Le Clezio's life alone sets him apart from most American writers. Born in Nice, France, in 1940, he traveled the world with his family, holds a doctorate in literature and has taught in several countries, including the United States, where he has a home.
Scholars and critics agree that his work is difficult to pigeonhole. One critic said that Le Clezio "has written of exile and self-discovery, of cultural dislocation and globalization, of the clash between modern civilization and traditional cultures. … He writes as fluently about North African immigrants in France, native Indians in Mexico and islanders in the Indian Ocean as he does about his own past." Engdahl describes him as "a traveler, a citizen of the world, a nomad."
Here is my personal view of Engdahl's indictment of American writers. I have read only one of Le Clezio's novels, The Interrogation, and I read it as an eager undergraduate. I liked the novel because it reminded me of The Stranger by Albert Camus, my favorite book of all time.
Unlike The Stranger, which pulls much of its strength from the aloneness of existentialism, The Interrogation offers a sensitive protagonist who is full of promise, who wants to connect with his fellow humans but whose hopes are dashed by what I saw as being universal forces.
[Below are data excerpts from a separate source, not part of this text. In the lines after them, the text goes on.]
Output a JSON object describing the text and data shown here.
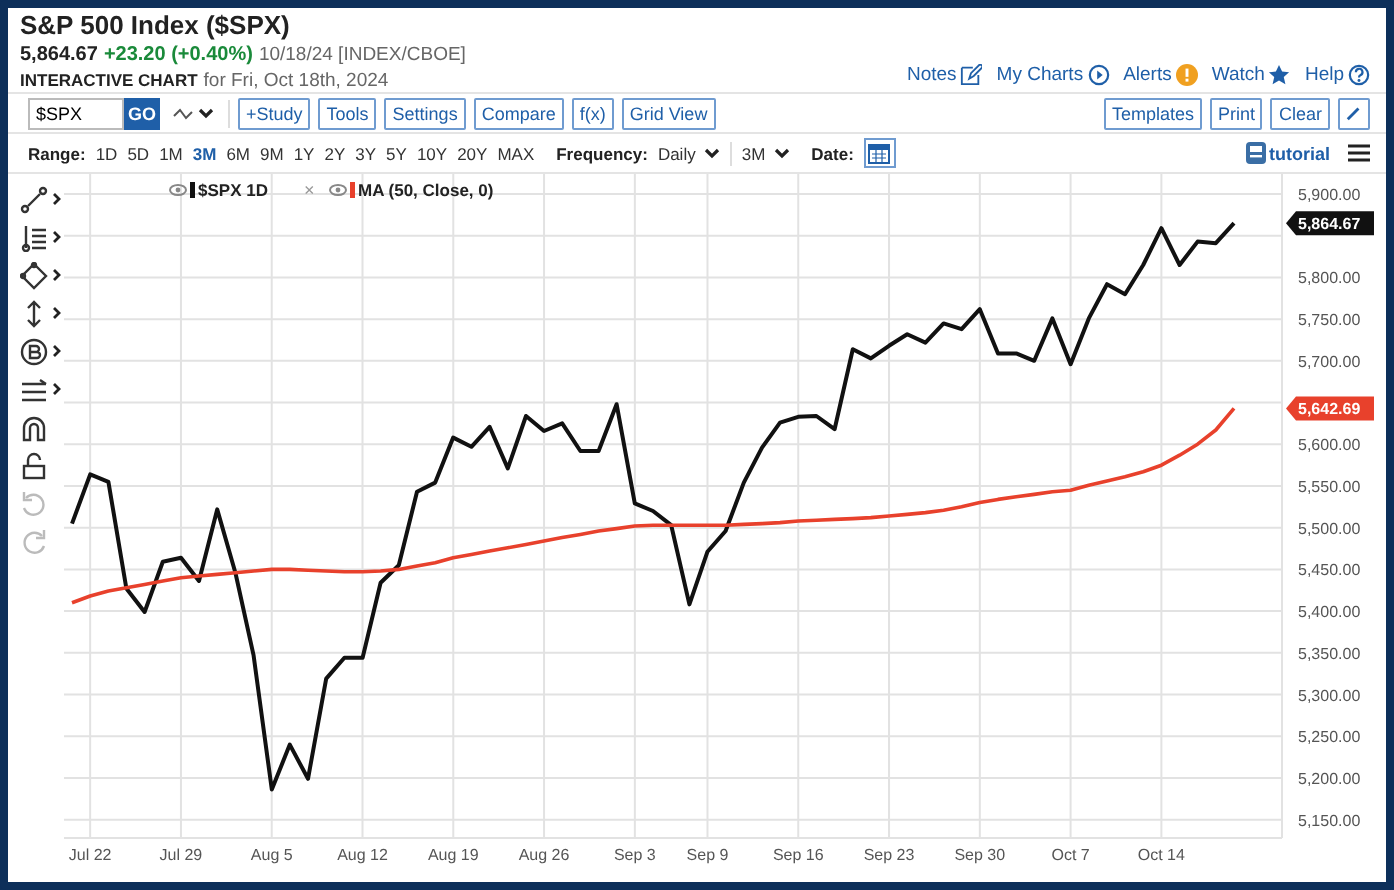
{
  "header": {
    "title": "S&P 500 Index ($SPX)",
    "price": "5,864.67",
    "change": "+23.20 (+0.40%)",
    "meta": "10/18/24 [INDEX/CBOE]",
    "chart_label": "INTERACTIVE CHART",
    "chart_date": "for Fri, Oct 18th, 2024"
  },
  "links": [
    {
      "label": "Notes",
      "kind": "notes"
    },
    {
      "label": "My Charts",
      "kind": "charts"
    },
    {
      "label": "Alerts",
      "kind": "alerts"
    },
    {
      "label": "Watch",
      "kind": "watch"
    },
    {
      "label": "Help",
      "kind": "help"
    }
  ],
  "symbol": {
    "value": "$SPX",
    "go": "GO"
  },
  "buttons": [
    "+Study",
    "Tools",
    "Settings",
    "Compare",
    "f(x)",
    "Grid View"
  ],
  "right_buttons": [
    "Templates",
    "Print",
    "Clear"
  ],
  "range": {
    "label": "Range:",
    "options": [
      {
        "label": "1D",
        "selected": false
      },
      {
        "label": "5D",
        "selected": false
      },
      {
        "label": "1M",
        "selected": false
      },
      {
        "label": "3M",
        "selected": true
      },
      {
        "label": "6M",
        "selected": false
      },
      {
        "label": "9M",
        "selected": false
      },
      {
        "label": "1Y",
        "selected": false
      },
      {
        "label": "2Y",
        "selected": false
      },
      {
        "label": "3Y",
        "selected": false
      },
      {
        "label": "5Y",
        "selected": false
      },
      {
        "label": "10Y",
        "selected": false
      },
      {
        "label": "20Y",
        "selected": false
      },
      {
        "label": "MAX",
        "selected": false
      }
    ]
  },
  "frequency": {
    "label": "Frequency:",
    "value": "Daily"
  },
  "period": {
    "value": "3M"
  },
  "date": {
    "label": "Date:"
  },
  "tutorial": "tutorial",
  "tools": [
    {
      "kind": "line",
      "disabled": false
    },
    {
      "kind": "fib",
      "disabled": false
    },
    {
      "kind": "shape",
      "disabled": false
    },
    {
      "kind": "measure",
      "disabled": false
    },
    {
      "kind": "pattern",
      "disabled": false
    },
    {
      "kind": "arrows",
      "disabled": false
    },
    {
      "kind": "magnet",
      "disabled": false
    },
    {
      "kind": "lock",
      "disabled": false
    },
    {
      "kind": "undo",
      "disabled": true
    },
    {
      "kind": "redo",
      "disabled": true
    }
  ],
  "legend": [
    {
      "removable": false
    },
    {
      "removable": true,
      "close": "×"
    }
  ],
  "price_tags": [
    "5,864.67",
    "5,642.69"
  ],
  "chart_data": {
    "type": "line",
    "grid": true,
    "legend": "top-left",
    "ylim": [
      5128,
      5924
    ],
    "yticks": [
      {
        "value": 5150,
        "label": "5,150.00"
      },
      {
        "value": 5200,
        "label": "5,200.00"
      },
      {
        "value": 5250,
        "label": "5,250.00"
      },
      {
        "value": 5300,
        "label": "5,300.00"
      },
      {
        "value": 5350,
        "label": "5,350.00"
      },
      {
        "value": 5400,
        "label": "5,400.00"
      },
      {
        "value": 5450,
        "label": "5,450.00"
      },
      {
        "value": 5500,
        "label": "5,500.00"
      },
      {
        "value": 5550,
        "label": "5,550.00"
      },
      {
        "value": 5600,
        "label": "5,600.00"
      },
      {
        "value": 5700,
        "label": "5,700.00"
      },
      {
        "value": 5750,
        "label": "5,750.00"
      },
      {
        "value": 5800,
        "label": "5,800.00"
      },
      {
        "value": 5900,
        "label": "5,900.00"
      }
    ],
    "categories": [
      null,
      "Jul 22",
      null,
      null,
      null,
      null,
      "Jul 29",
      null,
      null,
      null,
      null,
      "Aug 5",
      null,
      null,
      null,
      null,
      "Aug 12",
      null,
      null,
      null,
      null,
      "Aug 19",
      null,
      null,
      null,
      null,
      "Aug 26",
      null,
      null,
      null,
      null,
      "Sep 3",
      null,
      null,
      null,
      "Sep 9",
      null,
      null,
      null,
      null,
      "Sep 16",
      null,
      null,
      null,
      null,
      "Sep 23",
      null,
      null,
      null,
      null,
      "Sep 30",
      null,
      null,
      null,
      null,
      "Oct 7",
      null,
      null,
      null,
      null,
      "Oct 14",
      null,
      null,
      null,
      null
    ],
    "series": [
      {
        "name": "$SPX 1D",
        "color": "#111111",
        "values": [
          5505,
          5564,
          5555,
          5427,
          5399,
          5459,
          5464,
          5436,
          5522,
          5446,
          5347,
          5186,
          5240,
          5199,
          5319,
          5344,
          5344,
          5434,
          5455,
          5543,
          5554,
          5608,
          5597,
          5621,
          5571,
          5634,
          5616,
          5625,
          5592,
          5592,
          5648,
          5529,
          5520,
          5503,
          5408,
          5471,
          5496,
          5554,
          5596,
          5626,
          5633,
          5634,
          5618,
          5714,
          5703,
          5718,
          5732,
          5722,
          5745,
          5738,
          5762,
          5709,
          5709,
          5700,
          5751,
          5696,
          5751,
          5792,
          5780,
          5815,
          5859,
          5815,
          5843,
          5841,
          5865
        ]
      },
      {
        "name": "MA (50, Close, 0)",
        "color": "#e8412c",
        "values": [
          5410,
          5418,
          5424,
          5428,
          5432,
          5436,
          5440,
          5442,
          5444,
          5446,
          5448,
          5450,
          5450,
          5449,
          5448,
          5447,
          5447,
          5448,
          5450,
          5454,
          5458,
          5464,
          5468,
          5472,
          5476,
          5480,
          5484,
          5488,
          5492,
          5496,
          5499,
          5502,
          5503,
          5503,
          5503,
          5503,
          5503,
          5504,
          5505,
          5506,
          5508,
          5509,
          5510,
          5511,
          5512,
          5514,
          5516,
          5518,
          5521,
          5525,
          5530,
          5534,
          5537,
          5540,
          5543,
          5545,
          5551,
          5556,
          5561,
          5567,
          5575,
          5587,
          5600,
          5617,
          5643
        ]
      }
    ]
  }
}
The universality of European writers attracts the serious reader. In my case, I avoided most American literature classes in college because I preferred Europeans such as Thomas Mann, Joseph Conrad, Camus, D.H. Lawrence, Jean-Paul Sartre, Franz Kafka, Jean Genet, Graham Greene and William Golding. And I thoroughly enjoyed the Russians, most notably Leo Tolstoy, Fyodor Dostoyevsky and Alexander Solzhenitsyn.
For several years now, I have been reading talented African writers, Nadine Gordimer, Doris Lessing, J.M. Coetzee, Chinua Achebe, Alan Paton and others. The reason is simple. Like their European counterparts, African writers wrestle with universal themes that allay artificial differences. These writers attempt to convey commonality among humankind.
Such writers understand the substantive utility and the abstract value of the novel. Le Clezio certainly does, as he demonstrated during a press conference in advance of his Nobel acceptance speech: "I think we have to continue to read novels. Because I think that the novel is a very good means to question the current world without having an answer that is too schematic, too automatic. The novelist, he's not a philosopher, not a technician of spoken language. He's someone who writes, above all, and through the novel asks questions."
I have not read any recent books by American authors Philip Roth, John Updike, Tom Wolfe or Joyce Carol Oates for the very reasons that Engdahl expressed — insularity, isolation and the hypersensitivity to trends in our mass culture.
As a reader of novels and as one who is interested in all countries and peoples of the world and their myths and symbols, I want more than familiar Americanisms in the latest Danielle Steel blockbuster.
American writers are stuck in narrative realism. If they want to become part of what Engdahl refers to as "the big dialogue of literature," they must become more intellectually cosmopolitan. Otherwise, serious readers will continue to turn to the Europeans.